Le dessin, la peinture sont venus à lui par hasard. A dix ans, il a été soigné pour une grave maladie. Couché, ne pouvant aller à l’école, sa mère lui offre un livre avec des gravures qu’il commence à reproduire pour passer le temps. C’est le début de sa passion dont il a gardé tous les dessins précieusement, dont un en particulier, tiré d’une gravure représentant Pinocchio avalant des médicament, dans lequel il retrouvait un peu sa situation.
Du coup, ses parents l’inscrivent dans une école d’art en face de chez eux, il a la chance de tomber sur un enseignant qui le conforte dans ce désir de s’exprimer par cet art. C’est le déclic.
Très vite il découvre Van Gogh qu’il, nous avoue-t-il, ressent au plus profond de son âme, puis Cézanne et d’être si près de la région où il ils vécurent l’émeut beaucoup. Il va d’ailleurs découvrir ces jours-ci ces paysages tant aimés et peints par eux.

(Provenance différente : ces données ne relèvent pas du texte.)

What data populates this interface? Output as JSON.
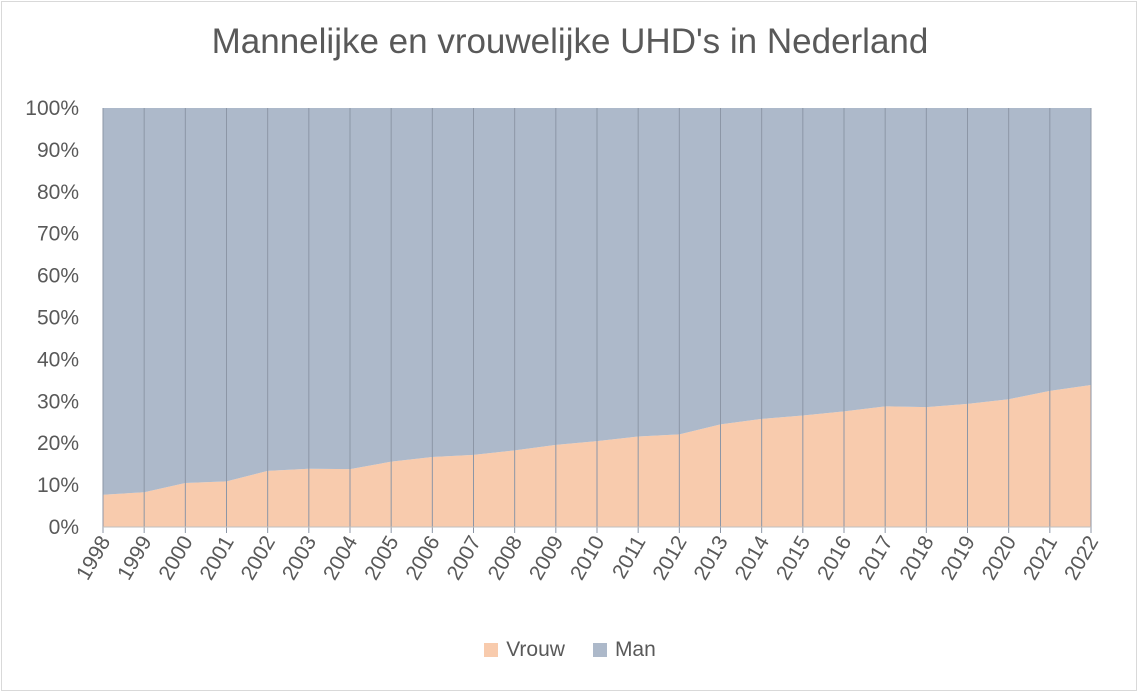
{
  "chart_data": {
    "type": "area",
    "stacked": "100%",
    "title": "Mannelijke en vrouwelijke UHD's in Nederland",
    "xlabel": "",
    "ylabel": "",
    "x": [
      "1998",
      "1999",
      "2000",
      "2001",
      "2002",
      "2003",
      "2004",
      "2005",
      "2006",
      "2007",
      "2008",
      "2009",
      "2010",
      "2011",
      "2012",
      "2013",
      "2014",
      "2015",
      "2016",
      "2017",
      "2018",
      "2019",
      "2020",
      "2021",
      "2022"
    ],
    "y_ticks": [
      "0%",
      "10%",
      "20%",
      "30%",
      "40%",
      "50%",
      "60%",
      "70%",
      "80%",
      "90%",
      "100%"
    ],
    "ylim": [
      0,
      100
    ],
    "grid": "vertical",
    "legend_position": "bottom",
    "series": [
      {
        "name": "Vrouw",
        "color": "#f8cbad",
        "values": [
          7.7,
          8.3,
          10.5,
          10.9,
          13.4,
          13.9,
          13.8,
          15.6,
          16.7,
          17.2,
          18.3,
          19.6,
          20.5,
          21.6,
          22.1,
          24.5,
          25.8,
          26.6,
          27.6,
          28.8,
          28.6,
          29.4,
          30.5,
          32.5,
          33.9
        ]
      },
      {
        "name": "Man",
        "color": "#adb9ca",
        "values": [
          92.3,
          91.7,
          89.5,
          89.1,
          86.6,
          86.1,
          86.2,
          84.4,
          83.3,
          82.8,
          81.7,
          80.4,
          79.5,
          78.4,
          77.9,
          75.5,
          74.2,
          73.4,
          72.4,
          71.2,
          71.4,
          70.6,
          69.5,
          67.5,
          66.1
        ]
      }
    ]
  }
}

On sent dans son travail, l’influence de Van Gogh en particulier, la façon de peindre, les couleurs qu’il utilise.
« La qualité de son travail m’attire – dit-il – je me sens très proche de lui. Il a toujours travaillé comme un fou et je fais de même. »
A tel point que presque chaque jour une toile naît de son inspiration, de son imagination et de cette vie différente, loin de ce qu’il vit en Russie, influencé par la lumière, l’éclairage, le rythme de vie. »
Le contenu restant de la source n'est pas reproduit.